The ceremony, following the long Chuseok holiday, was attended by some 5,000 people, including leaders of the association, Veterans Minister Park Min-shik, lawmakers and senior presidential officials.
 
"In order to deter North Korea's nuclear threats and provocations, our government upgraded the South Korea-U.S. alliance to one that is nuclear-based and further strengthened security cooperation between South Korea, the United States and Japan," Yoon said.
 
He then pledged to defend people's safety by strengthening South Korea's capability to "immediately and overwhelmingly respond to any provocation by the enemy."
 
Yoon called to "create a Republic of Korea of freedom, peace, and prosperity together with a correct view of history, a responsible view of the nation and a clear view of security."
 
He was the first president to attend the ceremony for two consecutive years.
 
President Yoon Suk Yeol, front row center, poses for a commemorative photo during a ceremony marking the 71st anniversary of the founding of the Korean Veterans Association at Olympic Hall in Songpa District, southeastern Seoul, Wednesday. [JOINT PRESS CORPS]

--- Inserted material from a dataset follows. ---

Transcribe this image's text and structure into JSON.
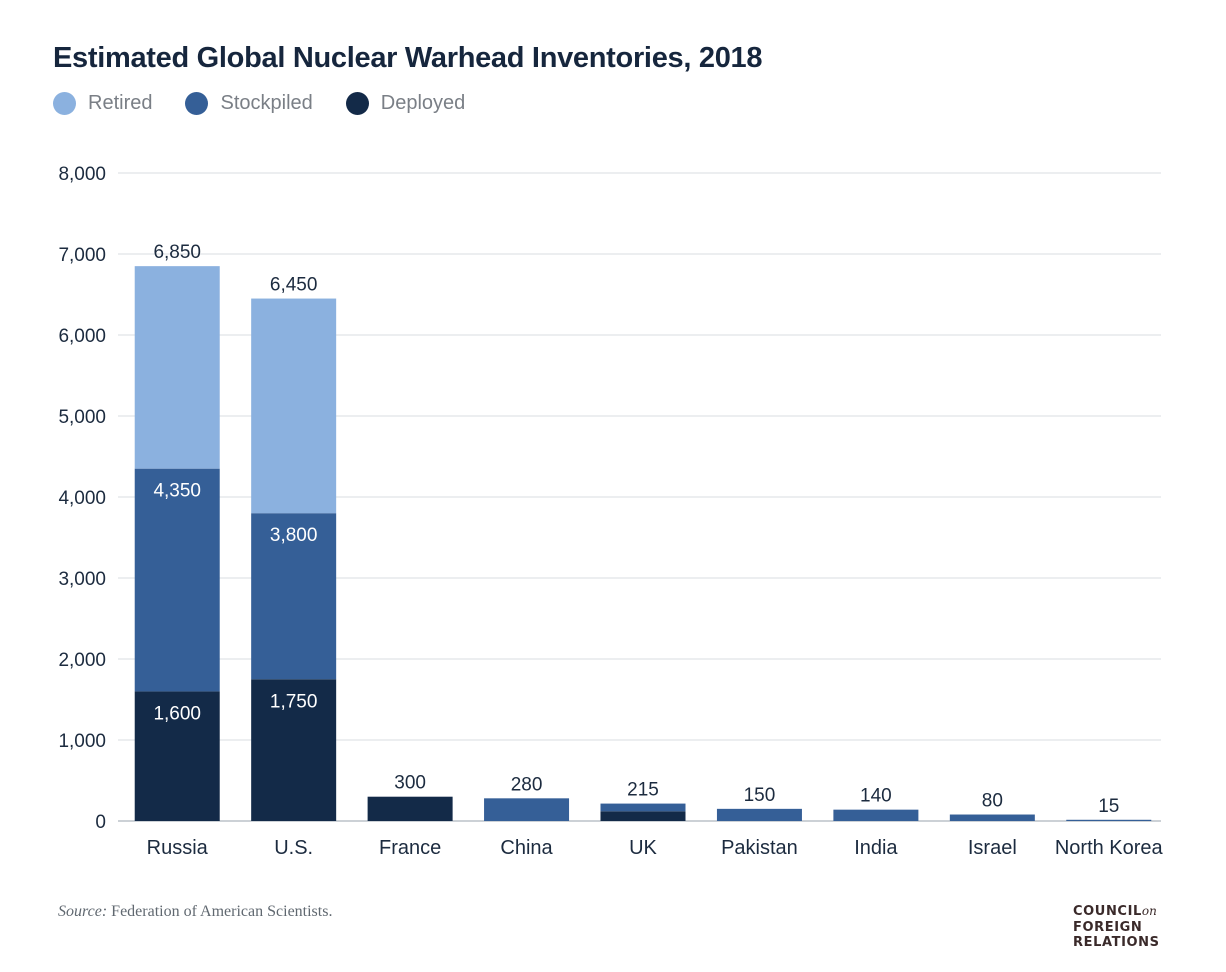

President Yoon Suk Yeol, front row center, poses for a commemorative photo during a ceremony marking the 71st anniversary of the founding of the Korean Veterans Association at Olympic Hall in Songpa District, southeastern Seoul, Wednesday. [JOINT PRESS CORPS]

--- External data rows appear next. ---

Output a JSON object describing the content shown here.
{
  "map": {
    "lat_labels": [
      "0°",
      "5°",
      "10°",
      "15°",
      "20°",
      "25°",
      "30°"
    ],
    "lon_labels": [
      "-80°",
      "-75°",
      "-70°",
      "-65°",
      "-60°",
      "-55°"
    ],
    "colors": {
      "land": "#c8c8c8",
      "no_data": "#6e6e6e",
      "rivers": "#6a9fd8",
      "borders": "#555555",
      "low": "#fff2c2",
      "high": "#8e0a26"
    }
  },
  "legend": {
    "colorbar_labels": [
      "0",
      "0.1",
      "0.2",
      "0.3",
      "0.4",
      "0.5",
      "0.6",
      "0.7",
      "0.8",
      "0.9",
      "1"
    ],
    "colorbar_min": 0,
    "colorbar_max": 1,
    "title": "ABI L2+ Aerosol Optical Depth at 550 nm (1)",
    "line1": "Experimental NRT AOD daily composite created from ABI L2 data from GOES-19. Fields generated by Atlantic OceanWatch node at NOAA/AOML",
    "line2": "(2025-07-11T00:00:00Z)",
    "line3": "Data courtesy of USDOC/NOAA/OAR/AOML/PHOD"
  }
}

Later Wednesday, Yoon and first lady Kim Keon Hee invited some 240 former miners, nurses and nursing assistants dispatched to Germany for a luncheon meeting to honor their contributions to the country's progress decades ago.
 
The event was held to commemorate the 60th anniversary of the first batch of Korean nurses and miners being dispatched to Germany and the 140th anniversary of the establishment of diplomatic relations between Korea and Germany.
 
"The sweat and dedication of all of you here have played a huge role in the process of Korea achieving remarkable growth and prosperity based on liberal democracy and a market economy, Yoon said.
 
He noted that in the 1960s and 1970s, South Korea achieved the so-called Miracle on the Han River "through foreign cash sent by some 20,000 miners and nurses sent to Germany, thousands of miles away, as seed money."
 
This marks the first time that a president has separately hosted workers dispatched to Germany for such a meeting.
 
Former President Moon Jae-in, in turn, said it is "time to join forces in peace again" as he marked the 16th anniversary of the Oct. 4 inter-Korean Joint Declaration signed by then South Korean President Roh Moo-hyun and then North Korean leader Kim Jong-il at the 2007 inter-Korean summit.
 
"Tensions on the Korean Peninsula are increasing with the intensifying confrontation in the international order, and I am very worried because there is no end in sight and there is no effort for dialogue," Moon wrote on his Facebook page Wednesday morning.
 
He stressed that the Oct. 4 declaration envisioned "a grand ambition that embodies the hopes of our people and a concrete goal that can be fully achieved if South and North Korea have the will to implement it."
 
Moon said that there had been "a long gap and regression after that historic declaration," but "the people's wish for peace was revived" through his administration's April 27 Panmunjom Declaration and the Sept. 19 Pyongyang Joint Declaration in 2018, "bringing us one step closer to that desired goal."